Zobrest v. Catalina Foothills Sch.
509 US 1 (Decided June 18, 1993)
Though the Court may have reached unanimity 11 days previously in another Establishment Clause case (see Lamb's Chapel), it returned to its 5-4 near-deadlock in this case when it held that the Catalina Foothills School District did not offend the Establishment Clause by supplying an interpreter for a deaf parochial school student to accompany him to his classes and interpret the lessons to him each day. Only two Justices (Blackmun and Souter) dissented on the merits of the case, however. All four dissenters (also including Justices Stevens and O'Connor) would have vacated the decision below, which disallowed the practice, and remanded for a hearing on how the practice comported with both the Individuals with Disabilities Education Act (Act) and the regulations adopted under it (especially 34 CFR 76.532(a)(1)).
Both the District Court and the Ninth Circuit disallowed the supplying of such an interpreter, on the grounds that the interpreter would act as a conduit for the child's religious inculcation. The Ninth Circuit applied the Lemon test, and concluded that the supply of such an interpreter violated the "effects" prong of that test.
Chief Justice Rehnquist, writing for the majority, had two issues on his plate. First, why should the Court issue an opinion on the constitutional merits of the issue when the alleged violation was of a statute and federal regulation and the Court's practice was not to decide on the constitutionality of an Act of Congress if a construction of the Act is fairly possible by which the constitutional question can be avoided? The Chief Justice pointed out that this practice could be ignored in the instant case because at both levels below, the central issue presented for judgment was the constitutional one. On this point the dissenters accused the majority of issuing an advisory opinion because, by avoiding the meaning of the Act or regulation, the Court was merely saying what might be permissible under the Establishment Clause and not what must be forbidden (or allowed) under the Act and regulation.
Having disposed of the procedural objections, the Chief Justice, second, turned to the merits of the case and concluded that the provision of services here was more like the neutral benefits provided in Mueller (1983) and Witters (1986) than like those forbidden in Meek (1975) and Ball (1985). In Mueller, for example, the Court rejected an Establishment Clause challenge to a MN law allowing taxpayers in to deduct certain educational expenses in computing their state income tax, even though more than 90% of the deducions went to parents whose children attended sectarian schools. The key issue was a general benefit made available to citizens. Likewise, in Witters the Court held that the State of Washington could not forbid, under the Establishment Clause, aid to a blind student if he wanted to use it at a Bible College and planned to study to be a pastor or missionary. The point in Witters, which was significant for the Court in this case, is that any aid that flowed to the religious institutions did so only as a result of the genuinely independent and private choices of aid recipients.

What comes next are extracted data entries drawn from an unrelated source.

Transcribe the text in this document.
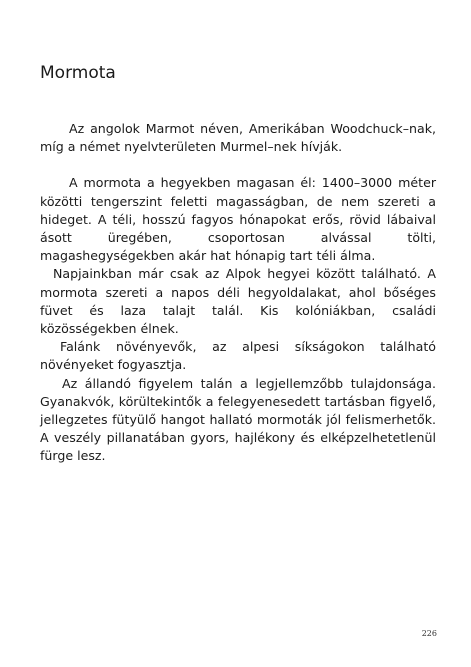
Mormota

Az angolok Marmot néven, Amerikában Woodchuck–nak, míg a német nyelvterületen Murmel–nek hívják.

A mormota a hegyekben magasan él: 1400–3000 méter közötti tengerszint feletti magasságban, de nem szereti a hideget. A téli, hosszú fagyos hónapokat erős, rövid lábaival ásott üregében, csoportosan alvással tölti, magashegységekben akár hat hónapig tart téli álma.

Napjainkban már csak az Alpok hegyei között található. A mormota szereti a napos déli hegyoldalakat, ahol bőséges füvet és laza talajt talál. Kis kolóniákban, családi közösségekben élnek.

Falánk növényevők, az alpesi síkságokon található növényeket fogyasztja.

Az állandó figyelem talán a legjellemzőbb tulajdonsága. Gyanakvók, körültekintők a felegyenesedett tartásban figyelő, jellegzetes fütyülő hangot hallató mormoták jól felismerhetők. A veszély pillanatában gyors, hajlékony és elképzelhetetlenül fürge lesz.

226
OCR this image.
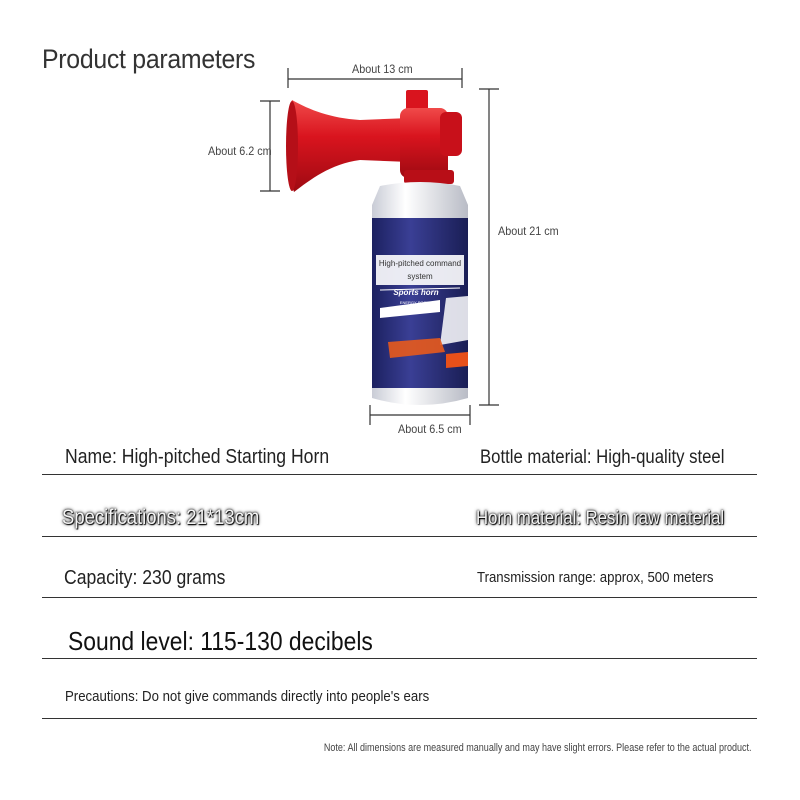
Product parameters
High-pitched command
system
Sports horn
ENERGY POSITIVE
About 13 cm
About 6.2 cm
About 21 cm
About 6.5 cm
Name: High-pitched Starting Horn	Bottle material: High-quality steel
Specifications: 21*13cm	Horn material: Resin raw material
Capacity: 230 grams	Transmission range: approx, 500 meters
Sound level: 115-130 decibels
Precautions: Do not give commands directly into people's ears
Note: All dimensions are measured manually and may have slight errors. Please refer to the actual product.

Here, too, the aid flowed to the parents of the deaf student, and they could have chosen to use the aid in a variety of school settings. The fact that they chose to the interpreter in a Catholic school did not remove the indirect character and general availability of the aid, as well as the choice of options possessed by the parents.
The Dissent on the Merits
I have already mentioned the procedural problem the dissenters had with the majority decision. With respect to the merits, the two dissenters argued that the key difference between Zobrest and earlier cases was that this was the first time in which the Court authorized a public employee to participate directly in religious indoctrination. An interpreter for the deaf is quite different than the mere provision of tuition aid for a blind person. The interpreter represents the public schools (the state) and must, as part of his or her job, be the conduit of religious knowledge. Both sides stipulated that the secular and the religious were "inextricably intertwined" in Salpointe High School, where Zobrest attended, and the interpreter would certainly have to communicate the content of the theological instruction to the student as well as the words of Mass, attendance at which was mandatory.
Crucial for the dissenters was the difference between the provision of something whose content was immutable (textbooks, which were approved in Allen), and the provision of the medium for communication of a religious message (as here). As they said, "This case..involves ongoing, daily, and intimate governmental particpation in the teaching and propagation of religious doctrine." This union of church and state in the pursuit of a common enterprise is likely to place the imprimatur, so to speak, of governmental approval upon the favored religion.